Atualidade e importância de Negro Disfarce

de Oswaldo de Camargo

Thiara Vasconcelos de Filippo*

 

 

– O que você procura 
no meio de tanta gente, 
Benedito?
– Eu? O que procuro? 
Sinto-me bem, gosto, eles são bons...
– São bons... 
Conhece Jacob Wassermann?
Disse-lhe que não, 
mas gostaria de conhecer. 
É músico, poeta, 
quem foi esse Jacob Wassermann?
– Romancista. 
Há enorme semelhança entre o destino de 
Gaspar Hauser, 
o personagem do romance dele 
mais conhecido, e o de vocês...
– Vocês... 
Você diz negros. 
Então você não se considera 
um dos nossos, Deodato? 

Oswaldo de Camargo

 

O diálogo entre Benedito e Deodato, personagens centrais de Negro Disfarce (2020), de Oswaldo de Camargo, serve para ilustrar uma temática muito presente na literatura oswaldiana e que se sobressai nessa narrativa: as consequências do racismo e da escravidão – enquanto herança – na constituição do sujeito. 

Ao contar a história desses personagens, o escritor coloca o leitor num turbilhão de emoções inusitadas.

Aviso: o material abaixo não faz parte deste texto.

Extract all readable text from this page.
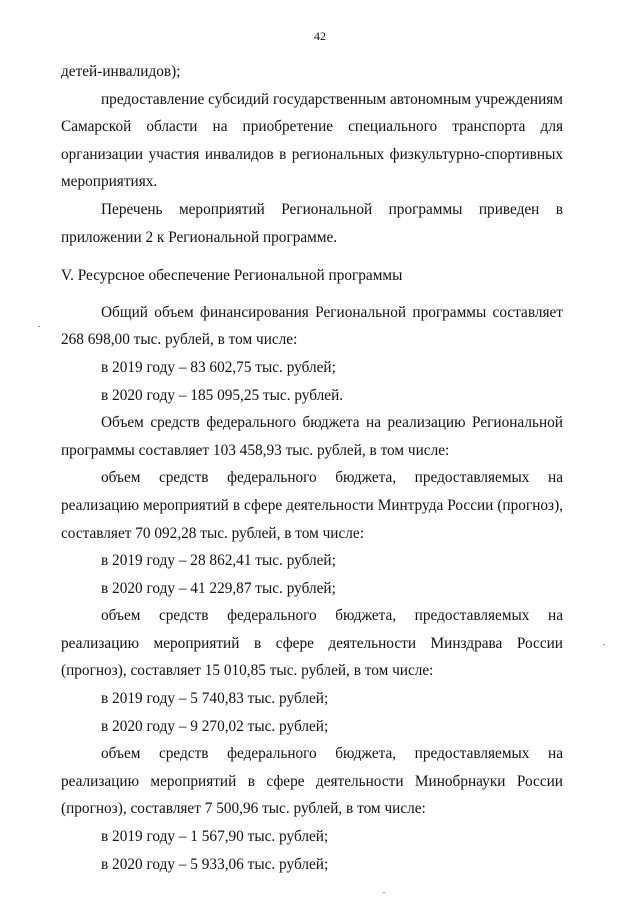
42

детей-инвалидов);

предоставление субсидий государственным автономным учреждениям Самарской области на приобретение специального транспорта для организации участия инвалидов в региональных физкультурно-спортивных мероприятиях.

Перечень мероприятий Региональной программы приведен в приложении 2 к Региональной программе.

V. Ресурсное обеспечение Региональной программы

Общий объем финансирования Региональной программы составляет 268 698,00 тыс. рублей, в том числе:

в 2019 году – 83 602,75 тыс. рублей;

в 2020 году – 185 095,25 тыс. рублей.

Объем средств федерального бюджета на реализацию Региональной программы составляет 103 458,93 тыс. рублей, в том числе:

объем средств федерального бюджета, предоставляемых на реализацию мероприятий в сфере деятельности Минтруда России (прогноз), составляет 70 092,28 тыс. рублей, в том числе:

в 2019 году – 28 862,41 тыс. рублей;

в 2020 году – 41 229,87 тыс. рублей;

объем средств федерального бюджета, предоставляемых на реализацию мероприятий в сфере деятельности Минздрава России (прогноз), составляет 15 010,85 тыс. рублей, в том числе:

в 2019 году – 5 740,83 тыс. рублей;

в 2020 году – 9 270,02 тыс. рублей;

объем средств федерального бюджета, предоставляемых на реализацию мероприятий в сфере деятельности Минобрнауки России (прогноз), составляет 7 500,96 тыс. рублей, в том числе:

в 2019 году – 1 567,90 тыс. рублей;

в 2020 году – 5 933,06 тыс. рублей;
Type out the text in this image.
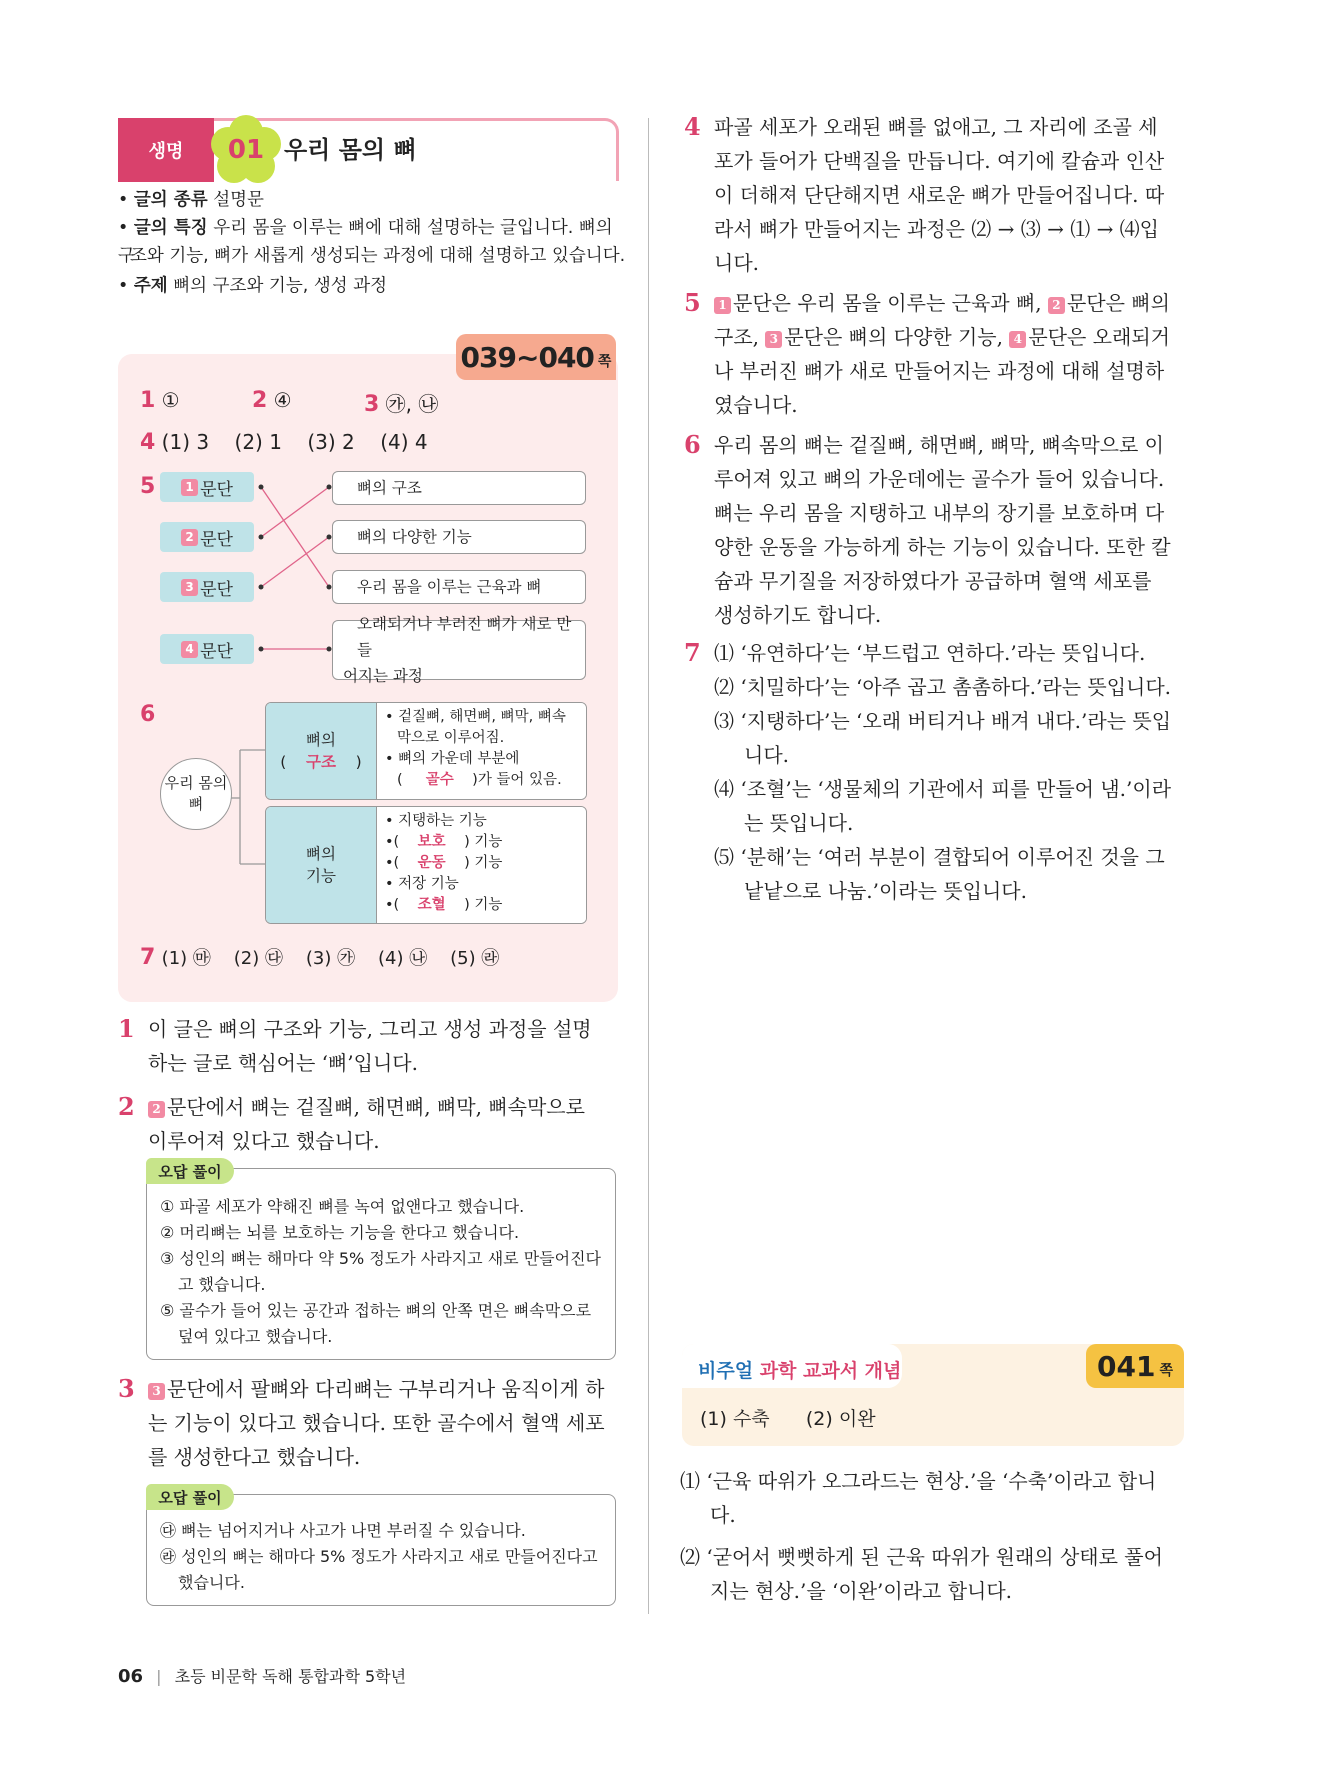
생명	01 우리 몸의 뼈
• 글의 종류 설명문
• 글의 특징 우리 몸을 이루는 뼈에 대해 설명하는 글입니다. 뼈의 구
조와 기능, 뼈가 새롭게 생성되는 과정에 대해 설명하고 있습니다.
• 주제 뼈의 구조와 기능, 생성 과정
039~040 쪽
1 ①	2 ④	3 ㉮, ㉯
4 (1) 3    (2) 1    (3) 2    (4) 4
5	1 문단
2 문단
3 문단
4 문단
뼈의 구조
뼈의 다양한 기능
우리 몸을 이루는 근육과 뼈
오래되거나 부러진 뼈가 새로 만들
어지는 과정
6
우리 몸의
뼈
뼈의
(    구조    )
• 겉질뼈, 해면뼈, 뼈막, 뼈속
막으로 이루어짐.
• 뼈의 가운데 부분에
(     골수 )가 들어 있음.
뼈의
기능
• 지탱하는 기능
•(    보호 ) 기능
•(    운동 ) 기능
• 저장 기능
•(    조혈 ) 기능
7 (1) ㉲    (2) ㉰    (3) ㉮    (4) ㉯    (5) ㉱
1 이 글은 뼈의 구조와 기능, 그리고 생성 과정을 설명
하는 글로 핵심어는 ‘뼈’입니다.
2	2 문단에서 뼈는 겉질뼈, 해면뼈, 뼈막, 뼈속막으로
이루어져 있다고 했습니다.
오답 풀이
① 파골 세포가 약해진 뼈를 녹여 없앤다고 했습니다.
② 머리뼈는 뇌를 보호하는 기능을 한다고 했습니다.
③ 성인의 뼈는 해마다 약 5% 정도가 사라지고 새로 만들어진다
고 했습니다.
⑤ 골수가 들어 있는 공간과 접하는 뼈의 안쪽 면은 뼈속막으로
덮여 있다고 했습니다.
3	3 문단에서 팔뼈와 다리뼈는 구부리거나 움직이게 하
는 기능이 있다고 했습니다. 또한 골수에서 혈액 세포
를 생성한다고 했습니다.
오답 풀이
㉰ 뼈는 넘어지거나 사고가 나면 부러질 수 있습니다.
㉱ 성인의 뼈는 해마다 5% 정도가 사라지고 새로 만들어진다고
했습니다.
4 파골 세포가 오래된 뼈를 없애고, 그 자리에 조골 세
포가 들어가 단백질을 만듭니다. 여기에 칼슘과 인산
이 더해져 단단해지면 새로운 뼈가 만들어집니다. 따
라서 뼈가 만들어지는 과정은 ⑵ → ⑶ → ⑴ → ⑷입
니다.
5	1 문단은 우리 몸을 이루는 근육과 뼈, 2 문단은 뼈의
구조, 3 문단은 뼈의 다양한 기능, 4 문단은 오래되거
나 부러진 뼈가 새로 만들어지는 과정에 대해 설명하
였습니다.
6 우리 몸의 뼈는 겉질뼈, 해면뼈, 뼈막, 뼈속막으로 이
루어져 있고 뼈의 가운데에는 골수가 들어 있습니다.
뼈는 우리 몸을 지탱하고 내부의 장기를 보호하며 다
양한 운동을 가능하게 하는 기능이 있습니다. 또한 칼
슘과 무기질을 저장하였다가 공급하며 혈액 세포를
생성하기도 합니다.
7 ⑴ ‘유연하다’는 ‘부드럽고 연하다.’라는 뜻입니다.
⑵ ‘치밀하다’는 ‘아주 곱고 촘촘하다.’라는 뜻입니다.
⑶ ‘지탱하다’는 ‘오래 버티거나 배겨 내다.’라는 뜻입
니다.
⑷ ‘조혈’는 ‘생물체의 기관에서 피를 만들어 냄.’이라
는 뜻입니다.
⑸ ‘분해’는 ‘여러 부분이 결합되어 이루어진 것을 그
낱낱으로 나눔.’이라는 뜻입니다.
비주얼 과학 교과서 개념	041 쪽
(1) 수축      (2) 이완
⑴ ‘근육 따위가 오그라드는 현상.’을 ‘수축’이라고 합니
다.
⑵ ‘굳어서 뻣뻣하게 된 근육 따위가 원래의 상태로 풀어
지는 현상.’을 ‘이완’이라고 합니다.
06 | 초등 비문학 독해 통합과학 5학년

O que pensar sobre Benedito, “herdeiro da miséria de um preto apanhador de café nascido doze anos após a abolição” (p. 36)? O que pensar sobre Deodato, rapaz “indevassável” (p. 32), cuja vida “escondia-se sob sombras” (p. 37)?

A história de Negro Disfarce é narrada por Benedito, “passados mais de sessenta anos” (p. 72), a relembrar um período significativo da própria vida, os “dias de entusiasmo e luzes” (p. 13) da juventude, o empenho por obter reconhecimento e ascender socialmente. Benedito, quando jovem, é um rapaz deslumbrado com o movimento negro paulistano, “aberto às palavras dos grandes negros” (p. 13) que conhece Deodato e suas ideias perturbadoras. 

Ao encontrar Deodato, uma mudança se instala em Benedito, ele se sente ferido: “Montadas sobre minha alegria, Deodato e sua amargura” (p. 27). Inquieta-se com a sua “dúbia atitude” (p. 33). Em seguida, parte para Bragança Paulista, buscando, no passado de Deodato, as razões de sua “amargura irremediável” (p. 37) e passa a conhecer a sua história de vida, marcada por algumas tragédias. Nesse momento, quando Benedito está em Bragança, Negro Disfarce recobre-se ainda mais de uma atmosfera de suspense e ambiguidade. A história de Deodato, contada por Nhã Flor, tem muitas lacunas, inconclusões. 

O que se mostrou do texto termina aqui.